A critical area of cooperation will be to work with officials in both Oregon and Washington, and with the federal government, to recategorize bridge projects so that they could receive a higher priority than they currently do.
“Our two ports own bridges and we know how critical they are,” Groves said. He noted that the Cascade Locks commission voted this year to dedicate $150,000 to $170,000 annually to bridge upgrades.
Recreation and economic development are the main missions of both port districts, which are public taxing agencies. Working together on attracting and retaining businesses to the region is a mutual goal that the two ports can work together on, the commissioners agreed. Further, they want to bring other regional ports in on the discussion.
The date and location of the five-port meeting are yet to be determined. The next step will be a letter to Nichols from Port executive directors Michael McElwee of Hood River and Paul Koch of Cascade Locks, asking him to work with the five ports to set up the meeting.
McElwee and Holly Howell of Port of Cascade Locks both gave updates on their agencies’ strategic plan updates. Hood River is in the midst of its, and will hold the second of two meetings on what it calls the Strategic Business Plan (SBP) update Oct. 23 at Mt. Hood Town Hall. The community is invited to the 6 p.m. meeting.
Howell said the Cascade Locks SBP was completed last month, and the preliminary draft will be presented to the community on Nov. 7.
Priority projects are the Bridge of the Gods’ load rating and maintenance, and marketing and developing the industrial park.
The Hood River SBP will guide operations and investments for the next five years.

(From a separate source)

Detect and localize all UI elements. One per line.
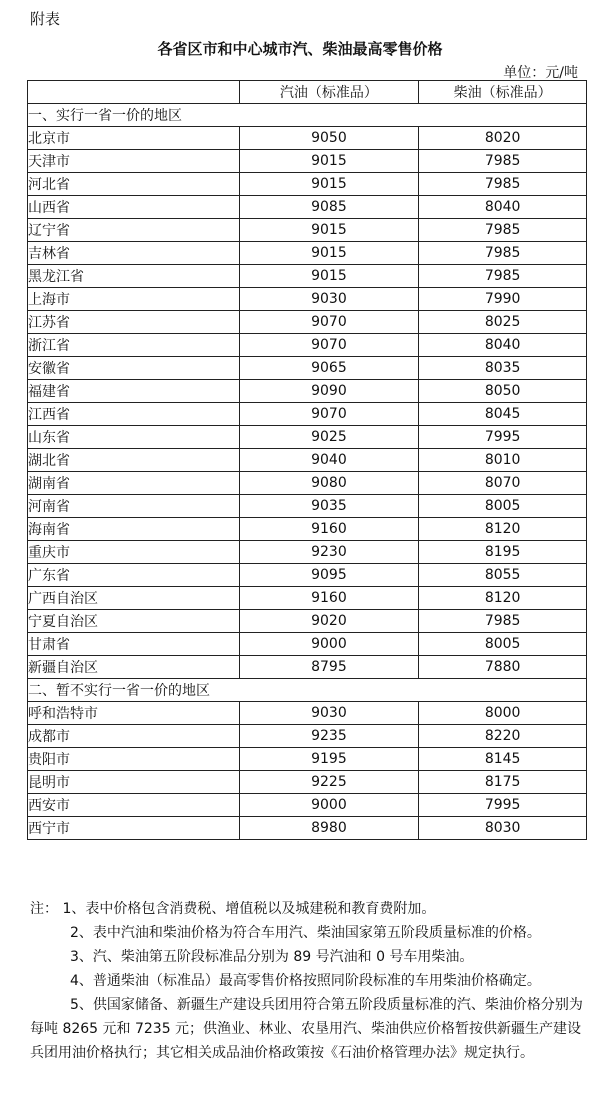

In addition to attending public meetings, the community can give input at the port website, portofhoodriver.com. It features a link with complete information about the SBP process as well as an open-ended survey to collect input about constituents’ visions for the Port, as well as areas that need improvement.
Port commissioners and staff members will also be distributing postcard questionnaires to constituents and stakeholders that can be mailed to the Port office.
A fall newsletter will cover the SBP process and include a questionnaire to return.
The port also encourages letters (Port of Hood River, 1000 E. Port Marina Drive, Hood River, OR 97031); or emails (email@example.com) on the Strategic Business Plan or any other topic.
The Port of Hood River’s major assets include the Hood River Interstate Bridge, the Ken Jernstedt Airfield, real estate at Waterfront Business Park, the Hood River Marina and Port Marina Park. Other assets include waterfront recreation sites, waterfront trails, and buildings that remain of previous economic development projects.
More than five years ago, the agency undertook a major waterfront development strategy that has resulted in significant growth at Waterfront Business Park.
The Port also is charged with ensuring the viability of the Hood River Interstate Bridge, an aged, yet critical link across the Columbia River. Major airport improvements were recently completed, and the Port continues to improve and maintain its various assets, including important local recreation sites.